И Скворцов сконфузился. Точно же, не мельтешись мелким бесом, прекрати, веди себя, как подобает. Не будь тем, кем ты никогда не был.
— Сяду с вами. Но не желаете ли, товарищи, перед завтраком умыться?
— Желаем, — сказал Подгорельский.
— Ополоснуться с дороги просто-таки необходимо, — сказал Волощак. — Да и хозяева еще, удостоверяю, не умывались…
— Никак нет, — сказал Емельянов. — Приезд гостей помешал.
— Вместе умоемся. Сперва вы, затем мы. Прошу! — Так, Скворцов, правильно. Слова те же, но без угодливости. Будь здоров, не болей свинкой, корью и коклюшем, Скворцов!
Утро только-только занималось. По серому небу и белой земле словно перебегали блики — от невидимого солнца. Или это казалось, и никаких бликов не было, а были волны света, снежинок и ветра, смешанных в целое. Но может, и этого не было, а было одно ожидание дневного света. Но, может, и ожидания не было? Нет, было ожидание — дня, теплоты, добра. И еще чего-то неуловимого, не определяемого словом. Скворцов расположился у окошка, и когда отрывал взгляд от сидевших за столом, то видел сквозь морозные узоры на стекле: на выгоне снег, снег, белым-бело. Такая примерно заснеженная равнина снилась ему — с тремя бугорками, заметаемыми поземкой. Наяву есть снег, но нет трех бугорков. Есть общая могила, где похоронены три женщины, — на всех один бугорок. Который он навестил… Скворцов встряхнулся, сказал:
— Ешьте, товарищи, ешьте.
— Спасибо, — сказал Подгорельский, прожевав и кусок свиной, без скупости нашпигованной чесноком колбасы и будто само слово «спасибо».

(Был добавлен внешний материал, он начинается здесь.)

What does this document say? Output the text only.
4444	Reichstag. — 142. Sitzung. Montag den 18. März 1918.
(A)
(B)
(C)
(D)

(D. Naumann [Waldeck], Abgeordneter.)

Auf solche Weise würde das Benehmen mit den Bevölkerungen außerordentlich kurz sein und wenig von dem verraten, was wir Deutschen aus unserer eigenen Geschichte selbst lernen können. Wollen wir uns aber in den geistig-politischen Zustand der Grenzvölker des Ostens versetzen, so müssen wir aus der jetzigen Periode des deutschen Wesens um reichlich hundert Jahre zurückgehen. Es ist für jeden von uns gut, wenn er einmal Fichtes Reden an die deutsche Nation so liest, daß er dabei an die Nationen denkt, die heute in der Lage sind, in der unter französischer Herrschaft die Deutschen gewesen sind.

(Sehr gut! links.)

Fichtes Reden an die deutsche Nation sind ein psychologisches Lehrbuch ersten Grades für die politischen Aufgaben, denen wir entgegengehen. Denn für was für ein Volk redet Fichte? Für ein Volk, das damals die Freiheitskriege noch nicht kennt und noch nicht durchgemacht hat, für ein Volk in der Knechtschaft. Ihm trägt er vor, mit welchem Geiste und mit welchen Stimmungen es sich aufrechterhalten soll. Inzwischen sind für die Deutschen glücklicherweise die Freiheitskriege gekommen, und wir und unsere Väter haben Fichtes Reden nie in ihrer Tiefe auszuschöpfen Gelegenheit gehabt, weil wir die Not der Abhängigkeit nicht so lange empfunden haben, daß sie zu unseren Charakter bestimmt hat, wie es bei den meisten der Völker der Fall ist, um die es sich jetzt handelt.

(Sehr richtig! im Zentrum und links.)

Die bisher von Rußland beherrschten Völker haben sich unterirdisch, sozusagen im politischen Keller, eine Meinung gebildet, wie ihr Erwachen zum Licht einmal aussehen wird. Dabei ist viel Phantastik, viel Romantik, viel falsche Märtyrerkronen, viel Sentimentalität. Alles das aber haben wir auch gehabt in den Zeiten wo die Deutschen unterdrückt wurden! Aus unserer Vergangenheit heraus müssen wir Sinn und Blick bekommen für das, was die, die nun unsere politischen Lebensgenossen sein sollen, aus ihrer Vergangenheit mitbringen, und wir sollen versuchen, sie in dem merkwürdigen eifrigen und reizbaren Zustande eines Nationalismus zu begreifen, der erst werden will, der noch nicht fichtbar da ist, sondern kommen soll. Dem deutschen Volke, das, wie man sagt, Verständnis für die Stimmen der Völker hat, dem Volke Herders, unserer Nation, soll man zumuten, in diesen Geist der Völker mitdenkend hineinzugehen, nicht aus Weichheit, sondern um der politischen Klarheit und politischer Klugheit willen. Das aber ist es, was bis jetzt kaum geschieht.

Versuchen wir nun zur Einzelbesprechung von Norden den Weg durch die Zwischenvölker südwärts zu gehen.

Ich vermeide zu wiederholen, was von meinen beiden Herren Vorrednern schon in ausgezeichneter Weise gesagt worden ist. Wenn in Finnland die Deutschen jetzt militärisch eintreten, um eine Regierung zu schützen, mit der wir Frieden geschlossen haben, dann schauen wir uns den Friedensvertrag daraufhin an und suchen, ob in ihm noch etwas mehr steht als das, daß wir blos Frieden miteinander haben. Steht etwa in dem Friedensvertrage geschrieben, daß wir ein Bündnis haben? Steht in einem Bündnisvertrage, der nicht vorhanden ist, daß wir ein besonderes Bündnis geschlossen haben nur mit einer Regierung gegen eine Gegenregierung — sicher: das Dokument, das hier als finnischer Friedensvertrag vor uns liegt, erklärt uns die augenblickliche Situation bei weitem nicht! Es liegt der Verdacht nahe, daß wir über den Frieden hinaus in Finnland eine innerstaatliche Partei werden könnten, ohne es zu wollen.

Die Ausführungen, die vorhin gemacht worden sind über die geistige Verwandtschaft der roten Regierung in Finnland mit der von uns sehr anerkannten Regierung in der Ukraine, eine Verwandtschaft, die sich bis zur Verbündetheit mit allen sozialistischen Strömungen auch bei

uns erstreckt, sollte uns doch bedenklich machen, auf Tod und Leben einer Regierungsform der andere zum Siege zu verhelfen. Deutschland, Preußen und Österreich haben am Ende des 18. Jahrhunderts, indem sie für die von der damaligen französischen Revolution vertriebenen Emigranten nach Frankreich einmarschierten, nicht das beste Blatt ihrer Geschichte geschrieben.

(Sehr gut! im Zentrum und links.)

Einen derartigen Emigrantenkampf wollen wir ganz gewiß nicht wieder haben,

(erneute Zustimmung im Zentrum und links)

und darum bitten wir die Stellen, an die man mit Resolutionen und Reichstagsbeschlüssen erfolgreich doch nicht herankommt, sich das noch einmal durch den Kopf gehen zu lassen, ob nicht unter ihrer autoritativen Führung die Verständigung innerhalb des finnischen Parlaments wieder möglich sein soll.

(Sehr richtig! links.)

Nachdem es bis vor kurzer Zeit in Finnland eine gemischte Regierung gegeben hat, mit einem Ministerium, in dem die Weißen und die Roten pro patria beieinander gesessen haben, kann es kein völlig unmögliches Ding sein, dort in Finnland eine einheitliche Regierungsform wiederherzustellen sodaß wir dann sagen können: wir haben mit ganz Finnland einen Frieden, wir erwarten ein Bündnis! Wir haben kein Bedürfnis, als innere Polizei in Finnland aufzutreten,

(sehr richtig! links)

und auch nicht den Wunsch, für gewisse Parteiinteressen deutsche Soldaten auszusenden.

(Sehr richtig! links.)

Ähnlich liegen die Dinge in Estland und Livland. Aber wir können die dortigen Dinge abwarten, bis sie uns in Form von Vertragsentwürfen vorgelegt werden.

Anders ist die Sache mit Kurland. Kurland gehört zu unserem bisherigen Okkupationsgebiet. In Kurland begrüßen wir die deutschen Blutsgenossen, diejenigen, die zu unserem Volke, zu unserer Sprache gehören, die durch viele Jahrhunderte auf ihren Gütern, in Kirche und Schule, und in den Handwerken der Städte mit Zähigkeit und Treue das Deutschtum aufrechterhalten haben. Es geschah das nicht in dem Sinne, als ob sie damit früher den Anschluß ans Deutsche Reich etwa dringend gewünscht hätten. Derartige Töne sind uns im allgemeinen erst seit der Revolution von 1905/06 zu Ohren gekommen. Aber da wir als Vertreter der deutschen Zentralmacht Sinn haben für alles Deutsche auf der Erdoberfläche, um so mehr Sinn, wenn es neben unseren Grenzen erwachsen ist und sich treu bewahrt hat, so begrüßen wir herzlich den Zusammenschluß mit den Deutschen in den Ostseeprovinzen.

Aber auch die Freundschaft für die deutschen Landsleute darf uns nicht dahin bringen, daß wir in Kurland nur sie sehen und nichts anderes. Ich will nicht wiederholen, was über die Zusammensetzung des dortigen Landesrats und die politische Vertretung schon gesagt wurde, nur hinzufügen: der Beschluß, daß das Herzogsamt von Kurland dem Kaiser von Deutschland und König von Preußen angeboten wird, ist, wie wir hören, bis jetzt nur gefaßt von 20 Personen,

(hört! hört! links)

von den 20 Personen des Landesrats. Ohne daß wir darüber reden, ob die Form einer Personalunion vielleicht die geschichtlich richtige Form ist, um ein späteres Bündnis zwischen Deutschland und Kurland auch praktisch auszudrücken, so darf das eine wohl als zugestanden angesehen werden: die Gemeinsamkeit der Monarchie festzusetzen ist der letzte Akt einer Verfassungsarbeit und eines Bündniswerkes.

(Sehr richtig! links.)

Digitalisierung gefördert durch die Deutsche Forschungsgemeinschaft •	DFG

— Едим, едим, — сказал Волощак и проткнул вилкой кусок этой же колбасы.
И тогда Скворцов потянулся со своей вилкой к той же тарелке. Емельянов сказал:
— Не пора ль промочить горло?
Скворцов наполнил стаканчики, и себе тоже. Да, вот так: в отряде нарушен сухой закон, нарушен самим командованием. Перед завтраком Иосиф Герасимович подозвал Скворцова к себе, тихонечко произнес:
— Игорь Петрович, уважаю порядки в твоем отряде, алкогольное воздержание также… Но ради полномочного гостя и того, что мы промерзли, распорядись о бутылочке.
— У меня нету, — несколько растерянно ответил Скворцов.
— Пошукай. У хозяйки спроси. Сам можешь не пить, освобождаю.
Отозвав, в свою очередь, Емельянова, он попросил добыть горилки ли, самогона, и шнапс сойдет. У комиссара брови взметнулись. Скворцов объяснил, Емельянов с облегчением и, пожалуй, оживленно проговорил:
— Рекомендации вышестоящего начальства выполним. У хозяюшки выклянчу…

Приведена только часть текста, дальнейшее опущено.